|
Régulièrement amélioré depuis son instauration, le congé de maternité explique partiellement le boom de la natalité en France et il n’est pas inutile d’en rappeler les principales dispositions à ce jour.
. Durée variable. La durée légale est fixée à 16 semaines en deux périodes distinctes, le congé prénatal de six semaines avant la date présumée de l’accouchement et le congé postnatal de dix semaines après l’accouchement. Il est possible de moduler et faire reporter jusqu’à trois semaines le congé prénatal sur le congé postnatal, cela après avis médical. D’autre part, les durées augmentent dans certaines circonstances pathologiques. Les congés prénatal et postnatal passent à 8 semaines et 18 semaines à partir de la naissance du 3ème enfant, à 12 et 22 semaines lors la naissance de jumeaux. Les naissances multiples, (triplés, quadruplés…) donnent droit à 24 et 22 semaines. Un état pathologique résultant de la grossesse et constaté par un médecin accroît de deux semaines l’ensemble du congé.
. Interdiction de licenciement. Une salariée enceinte n’est tenue de déclarer sa grossesse, ni lors de son engagement, ni pendant sa période de travail. Elle devra seulement informer l’employeur avant son départ en congé de maternité. Son licenciement est interdit pendant la grossesse, le congé de maternité et les quatre semaines qui suivent, sauf en cas de faute grave ou d’impossibilité de maintenir le contrat de travail pour un motif étranger à la grossesse, ce qui est généralement difficile à démontrer. La démission est possible sans préavis et sans pénalités pendant le congé de maternité ou à l’issue de celui-ci ou dans les deux mois suivant la naissance. Mais elle prive ainsi du droit de réintégration prioritaire si l’on désire ensuite reprendre le travail dans l’entreprise.
. Congés payés. Pas de changement aux règles générales puisqu’il n’existe pas une rupture du contrat de travail.
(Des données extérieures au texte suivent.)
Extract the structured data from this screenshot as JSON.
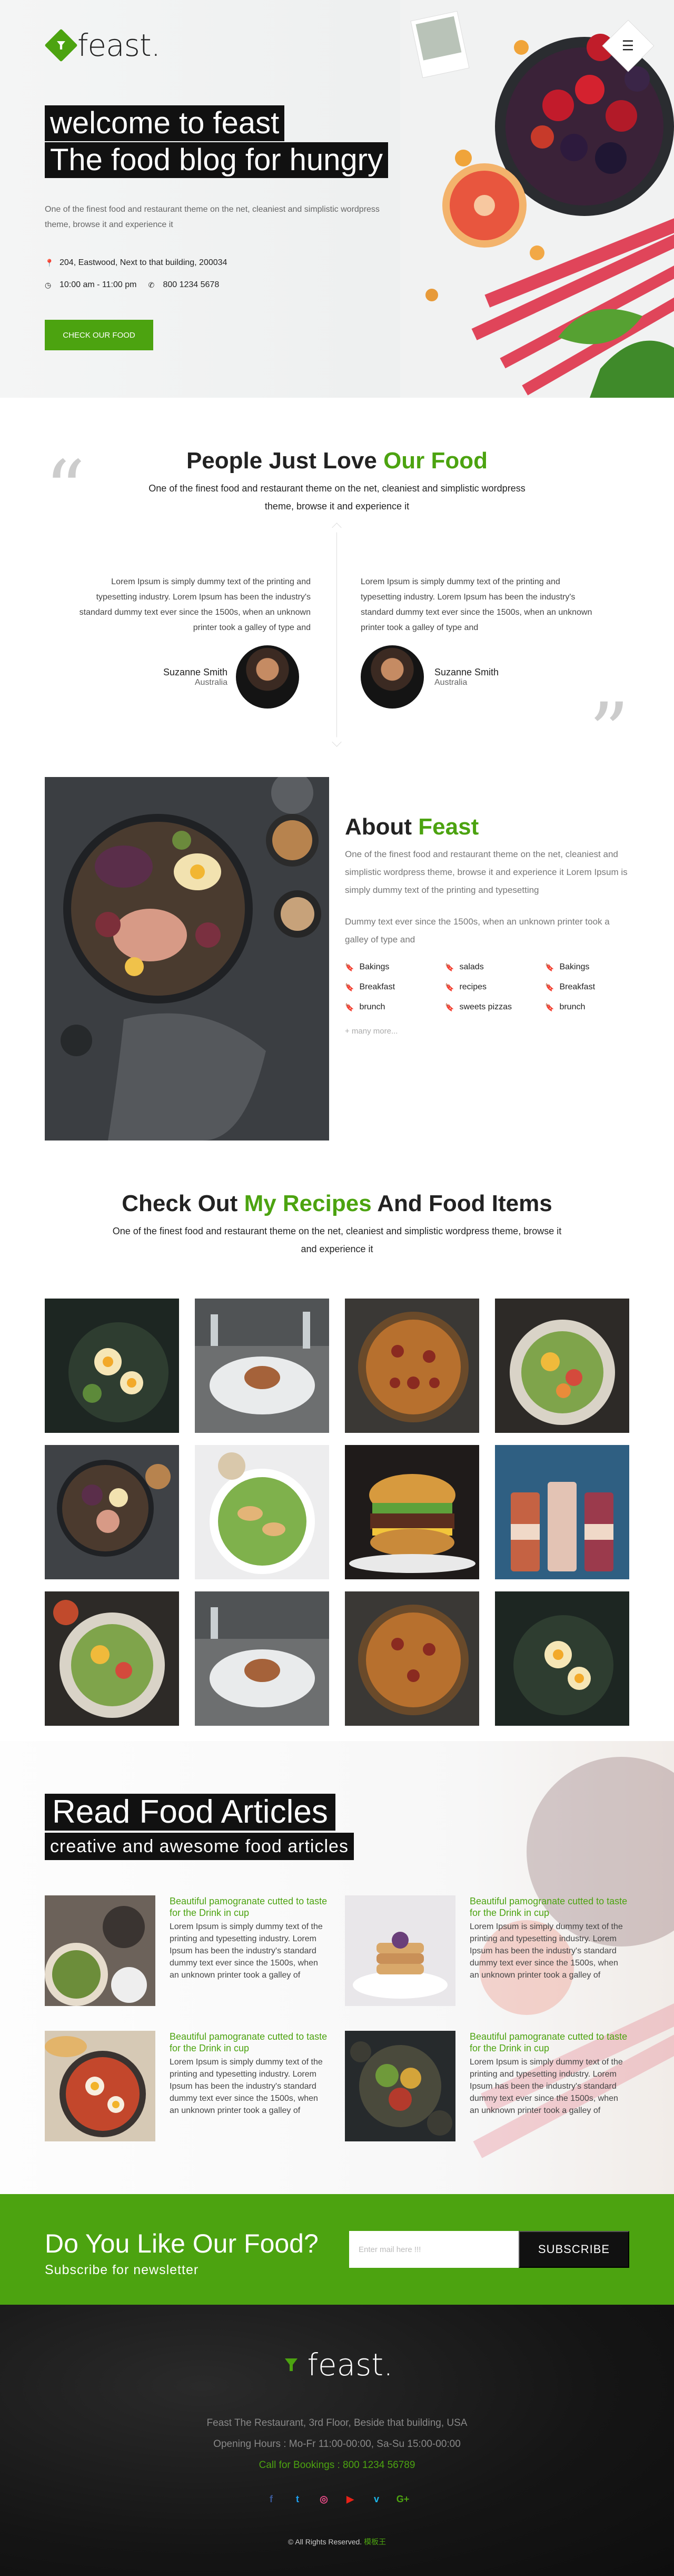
{
  "header": {
    "logo_text": "feast.",
    "menu_icon": "hamburger-icon"
  },
  "hero": {
    "title_line1": "welcome to feast",
    "title_line2": "The food blog for hungry",
    "description": "One of the finest food and restaurant theme on the net, cleaniest and simplistic wordpress theme, browse it and experience it",
    "address": "204, Eastwood, Next to that building, 200034",
    "hours": "10:00 am - 11:00 pm",
    "phone": "800 1234 5678",
    "cta": "Check our food"
  },
  "testimonials": {
    "title_plain": "People Just Love ",
    "title_accent": "Our Food",
    "subtitle": "One of the finest food and restaurant theme on the net, cleaniest and simplistic wordpress theme, browse it and experience it",
    "items": [
      {
        "text": "Lorem Ipsum is simply dummy text of the printing and typesetting industry. Lorem Ipsum has been the industry's standard dummy text ever since the 1500s, when an unknown printer took a galley of type and",
        "name": "Suzanne Smith",
        "location": "Australia"
      },
      {
        "text": "Lorem Ipsum is simply dummy text of the printing and typesetting industry. Lorem Ipsum has been the industry's standard dummy text ever since the 1500s, when an unknown printer took a galley of type and",
        "name": "Suzanne Smith",
        "location": "Australia"
      }
    ]
  },
  "about": {
    "title_plain": "About ",
    "title_accent": "Feast",
    "para1": "One of the finest food and restaurant theme on the net, cleaniest and simplistic wordpress theme, browse it and experience it Lorem Ipsum is simply dummy text of the printing and typesetting",
    "para2": "Dummy text ever since the 1500s, when an unknown printer took a galley of type and",
    "tags": [
      "Bakings",
      "salads",
      "Bakings",
      "Breakfast",
      "recipes",
      "Breakfast",
      "brunch",
      "sweets pizzas",
      "brunch"
    ],
    "more": "+ many more..."
  },
  "recipes": {
    "title_plain1": "Check Out ",
    "title_accent": "My Recipes",
    "title_plain2": " And Food Items",
    "subtitle": "One of the finest food and restaurant theme on the net, cleaniest and simplistic wordpress theme, browse it and experience it"
  },
  "articles": {
    "title": "Read Food Articles",
    "subtitle": "creative and awesome food articles",
    "items": [
      {
        "title": "Beautiful pamogranate cutted to taste for the Drink in cup",
        "text": "Lorem Ipsum is simply dummy text of the printing and typesetting industry. Lorem Ipsum has been the industry's standard dummy text ever since the 1500s, when an unknown printer took a galley of"
      },
      {
        "title": "Beautiful pamogranate cutted to taste for the Drink in cup",
        "text": "Lorem Ipsum is simply dummy text of the printing and typesetting industry. Lorem Ipsum has been the industry's standard dummy text ever since the 1500s, when an unknown printer took a galley of"
      },
      {
        "title": "Beautiful pamogranate cutted to taste for the Drink in cup",
        "text": "Lorem Ipsum is simply dummy text of the printing and typesetting industry. Lorem Ipsum has been the industry's standard dummy text ever since the 1500s, when an unknown printer took a galley of"
      },
      {
        "title": "Beautiful pamogranate cutted to taste for the Drink in cup",
        "text": "Lorem Ipsum is simply dummy text of the printing and typesetting industry. Lorem Ipsum has been the industry's standard dummy text ever since the 1500s, when an unknown printer took a galley of"
      }
    ]
  },
  "newsletter": {
    "title": "Do You Like Our Food?",
    "subtitle": "Subscribe for newsletter",
    "placeholder": "Enter mail here !!!",
    "button": "Subscribe"
  },
  "footer": {
    "logo_text": "feast.",
    "address": "Feast The Restaurant, 3rd Floor, Beside that building, USA",
    "hours": "Opening Hours : Mo-Fr 11:00-00:00, Sa-Su 15:00-00:00",
    "bookings": "Call for Bookings : 800 1234 56789",
    "socials": [
      "facebook-icon",
      "twitter-icon",
      "dribbble-icon",
      "youtube-icon",
      "vimeo-icon",
      "google-plus-icon"
    ],
    "copyright": "© All Rights Reserved.",
    "copyright_brand": "模板王"
  },
  "colors": {
    "accent": "#4ca310",
    "dark": "#111111",
    "footer": "#141414"
  }
}
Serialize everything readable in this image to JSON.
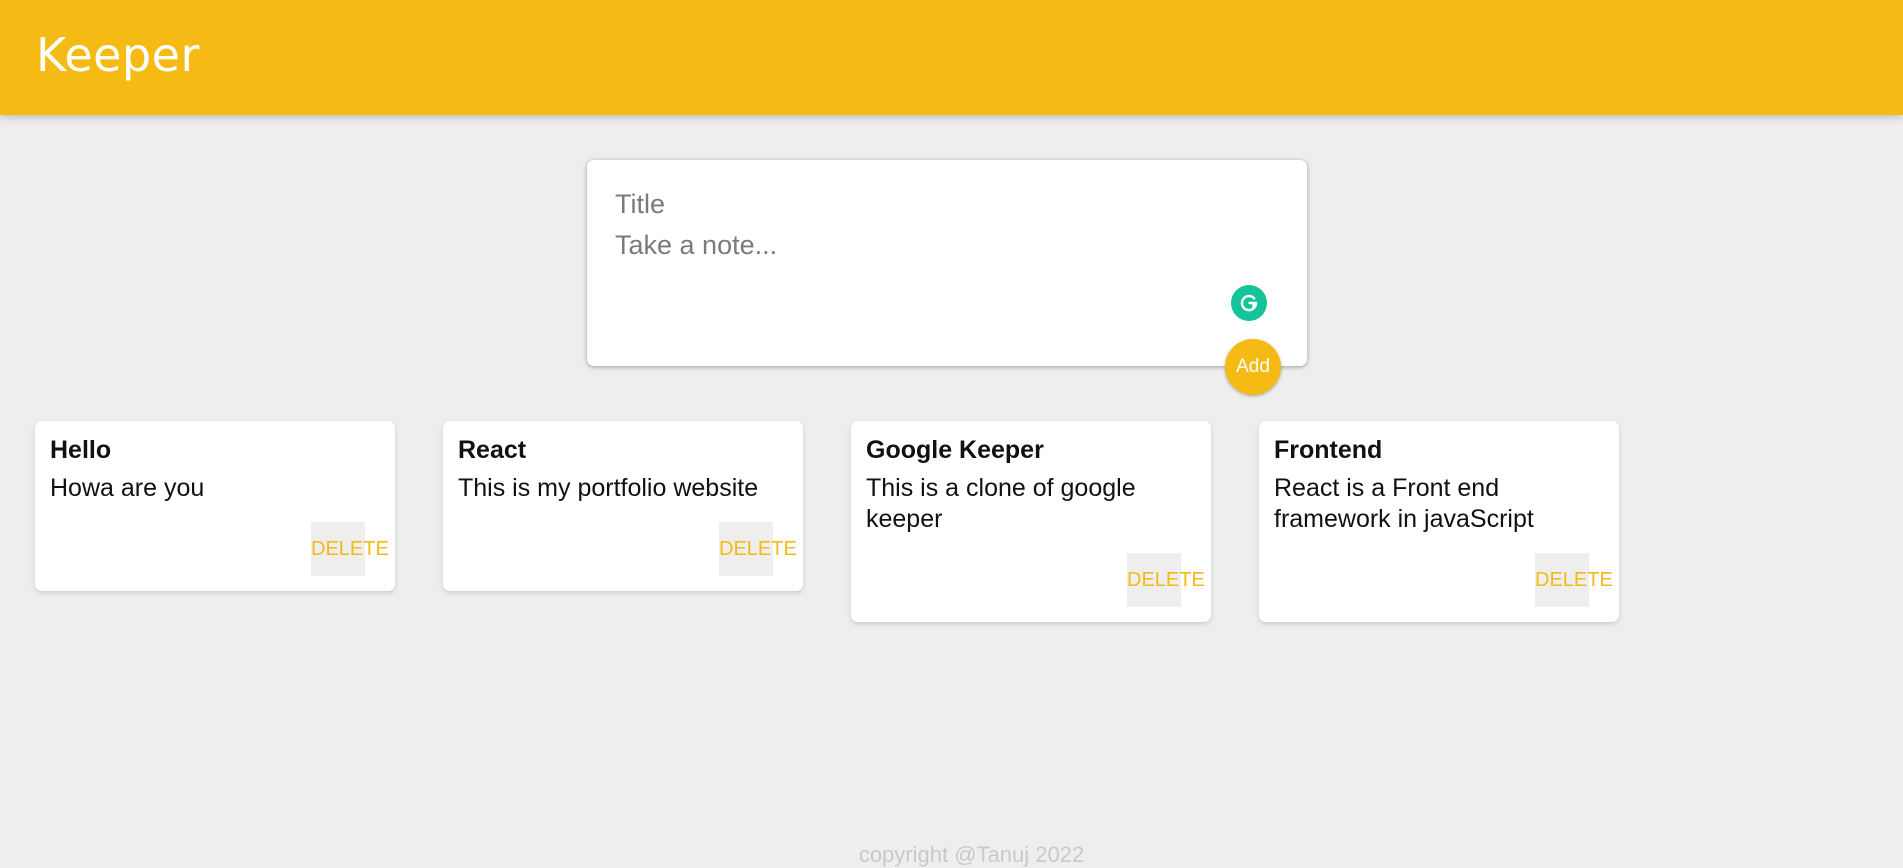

Le congé de maternité s’assimile donc à du travail effectif. De même sont maintenus les droits liés à l’ancienneté, à l’intéressement et ceux d’autres avantages existant dans l’entreprise. Au retour dans celle-ci les congés payés peuvent être pris à n’importe quelle date.
. Rémunération. L’employeur n’a pas l’obligation de payer le salaire. Il peut le faire volontairement ou en appliquant la convention collective qui souvent prévoit le maintien de la rémunération, totalement ou partiellement après déduction des indemnités pour congés de maternité versées par la sécurité sociale. Lesquelles, en cas de salaire maintenu totalement, seront versées directement à l’employeur. Sous certaines conditions, les entreprises de moins de 50 salariés peuvent bénéficier d’une aide financière pour aider au remplacement de la personne en congé.
. Retour au travail. À l’issue du congé, le travailleur récupère, après visite médicale, son ancien poste ou, dans le cas d’impossibilité, un emploi similaire à rémunération au moins équivalente. Celle-ci sera éventuellement majorée de la moyenne des augmentations individuelles qui auraient pu être accordées pendant le congé aux salariés relevant de la même catégorie professionnelle. Ou, à défaut, de la moyenne de l’ensemble des augmentations individuelles.
. Pendant une année à partir de la naissance, la salariée allaitant son bébé dispose pour ce faire d’une heure par jour (en deux séquences de 30 minutes) pendant le temps de travail. Si l’employeur met un local à sa disposition, chaque période est réduite à 20 minutes. En octobre 2008, une directive de la Commission européenne, non encore applicable chez nous, a allongé de 14 à 18 semaines la durée minimale du congé de maternité. Mais un projet français à l’étude le ferait passer à 20 semaines avec d’autres aménagements augmentant les indemnisations et le temps de repos obligatoire. Actuellement, les Italiennes bénéficient déjà de ces 20 semaines, les Danoises détenant le record avec 28 semaines.